なお、この他にも牛乳は鉄の含有比率の低い食品としても知られているが、それについても同様である。

低温殺菌牛乳でないと(超高温瞬間殺菌では)栄養が駄目になってしまう。健康に有害な成分が生成する、または残ってしまう(一部の消費者団体や生活協同組合、中小乳業メーカーが主張している)。
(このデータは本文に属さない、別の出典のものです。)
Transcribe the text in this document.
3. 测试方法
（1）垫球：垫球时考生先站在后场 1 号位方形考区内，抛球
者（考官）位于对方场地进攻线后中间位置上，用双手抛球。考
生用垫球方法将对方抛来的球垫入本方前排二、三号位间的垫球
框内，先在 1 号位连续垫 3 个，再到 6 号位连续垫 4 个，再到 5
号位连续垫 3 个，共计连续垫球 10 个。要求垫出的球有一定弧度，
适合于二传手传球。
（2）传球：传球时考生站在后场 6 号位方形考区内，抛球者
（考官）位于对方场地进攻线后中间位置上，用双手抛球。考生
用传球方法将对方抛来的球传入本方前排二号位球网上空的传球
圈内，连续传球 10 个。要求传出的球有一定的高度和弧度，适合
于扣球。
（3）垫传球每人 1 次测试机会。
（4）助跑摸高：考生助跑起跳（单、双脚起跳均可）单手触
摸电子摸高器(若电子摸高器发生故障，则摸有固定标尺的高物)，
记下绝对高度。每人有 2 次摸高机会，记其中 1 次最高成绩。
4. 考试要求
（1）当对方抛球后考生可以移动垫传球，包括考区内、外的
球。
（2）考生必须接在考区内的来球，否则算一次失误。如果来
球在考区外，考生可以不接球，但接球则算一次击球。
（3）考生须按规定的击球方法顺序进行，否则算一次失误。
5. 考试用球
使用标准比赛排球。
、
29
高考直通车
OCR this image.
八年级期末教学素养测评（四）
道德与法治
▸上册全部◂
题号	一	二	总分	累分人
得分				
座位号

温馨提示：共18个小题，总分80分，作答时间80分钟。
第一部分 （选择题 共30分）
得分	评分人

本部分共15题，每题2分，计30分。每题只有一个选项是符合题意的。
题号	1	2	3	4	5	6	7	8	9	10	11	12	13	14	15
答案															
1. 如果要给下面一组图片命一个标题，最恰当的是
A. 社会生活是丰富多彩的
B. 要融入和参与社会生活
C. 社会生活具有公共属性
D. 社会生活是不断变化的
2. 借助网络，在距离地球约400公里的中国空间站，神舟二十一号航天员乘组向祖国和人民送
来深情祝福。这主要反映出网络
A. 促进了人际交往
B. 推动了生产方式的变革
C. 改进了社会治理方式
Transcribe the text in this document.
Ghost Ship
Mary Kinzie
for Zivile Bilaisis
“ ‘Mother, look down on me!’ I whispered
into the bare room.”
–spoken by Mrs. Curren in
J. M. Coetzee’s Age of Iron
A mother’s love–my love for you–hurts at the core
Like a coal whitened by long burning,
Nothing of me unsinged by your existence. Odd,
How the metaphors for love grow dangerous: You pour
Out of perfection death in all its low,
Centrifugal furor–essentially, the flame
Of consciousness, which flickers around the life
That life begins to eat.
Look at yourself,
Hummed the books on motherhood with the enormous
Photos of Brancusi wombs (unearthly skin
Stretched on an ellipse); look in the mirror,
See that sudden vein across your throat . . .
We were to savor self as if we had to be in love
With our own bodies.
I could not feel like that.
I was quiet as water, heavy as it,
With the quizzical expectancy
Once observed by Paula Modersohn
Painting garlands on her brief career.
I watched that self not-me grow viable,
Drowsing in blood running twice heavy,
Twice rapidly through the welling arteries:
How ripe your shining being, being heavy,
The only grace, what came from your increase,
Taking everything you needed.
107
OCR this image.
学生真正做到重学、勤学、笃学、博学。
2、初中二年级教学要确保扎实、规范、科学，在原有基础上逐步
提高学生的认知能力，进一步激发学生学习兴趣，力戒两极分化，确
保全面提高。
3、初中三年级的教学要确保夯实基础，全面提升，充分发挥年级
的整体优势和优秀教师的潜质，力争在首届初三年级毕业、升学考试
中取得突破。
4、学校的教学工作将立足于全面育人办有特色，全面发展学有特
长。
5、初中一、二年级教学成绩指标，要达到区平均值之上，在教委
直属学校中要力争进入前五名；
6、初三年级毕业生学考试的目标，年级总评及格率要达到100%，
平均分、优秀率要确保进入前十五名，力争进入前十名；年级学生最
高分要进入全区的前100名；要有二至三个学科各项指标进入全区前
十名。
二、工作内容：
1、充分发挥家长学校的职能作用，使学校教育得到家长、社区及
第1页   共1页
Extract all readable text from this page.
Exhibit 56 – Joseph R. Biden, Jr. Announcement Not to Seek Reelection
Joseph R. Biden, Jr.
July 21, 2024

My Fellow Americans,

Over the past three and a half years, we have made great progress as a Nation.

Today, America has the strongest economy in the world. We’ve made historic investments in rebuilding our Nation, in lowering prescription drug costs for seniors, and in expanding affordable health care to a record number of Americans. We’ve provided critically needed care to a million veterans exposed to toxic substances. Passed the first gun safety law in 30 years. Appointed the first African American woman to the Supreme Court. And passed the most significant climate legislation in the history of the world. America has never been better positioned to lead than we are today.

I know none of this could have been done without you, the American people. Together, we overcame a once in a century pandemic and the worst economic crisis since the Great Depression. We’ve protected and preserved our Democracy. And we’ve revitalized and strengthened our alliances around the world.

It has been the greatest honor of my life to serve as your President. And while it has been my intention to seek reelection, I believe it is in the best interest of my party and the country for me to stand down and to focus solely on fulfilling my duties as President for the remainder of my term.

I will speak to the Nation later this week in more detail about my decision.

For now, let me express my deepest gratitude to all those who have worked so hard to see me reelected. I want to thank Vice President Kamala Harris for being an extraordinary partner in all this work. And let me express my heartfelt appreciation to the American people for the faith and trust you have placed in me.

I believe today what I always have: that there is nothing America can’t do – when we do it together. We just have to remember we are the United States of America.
 農水省は加熱温度の違いによる栄養面での差は認められていないと発表している。
これらの主張の中にはタンパク質の変性を問題としているものも多い。しかし低温殺菌であっても菌を死なせるほどの加熱をするわけであるから、牛乳中のタンパク質も当然ある程度変性する。そもそもタンパク質の変性とはその高次構造が変化し、そのタンパク質が持つ本来の機能を失うことであるが、栄養的価値の有無とは無関係である。なぜなら、経口摂取されたタンパク質は基本構成単位であるアミノ酸まで「ばらばらに」分解され(消化され)ないと栄養として吸収されないからである。これは変性の有無に関わらず同じである。さらに、我々ヒトの胃では消化のため強酸性の胃酸が分泌されているが、これは胃に送り込まれたタンパク質を変性させる。
したがって、栄養学的に見ればタンパク質の、摂取前の変性の有無を議論することにはほとんど意味が無い。
過酸化水素が発生し(または残留し)、危険であるという説は、国立医薬品食品衛生研究所の調査データでは否定的な結果が出ている。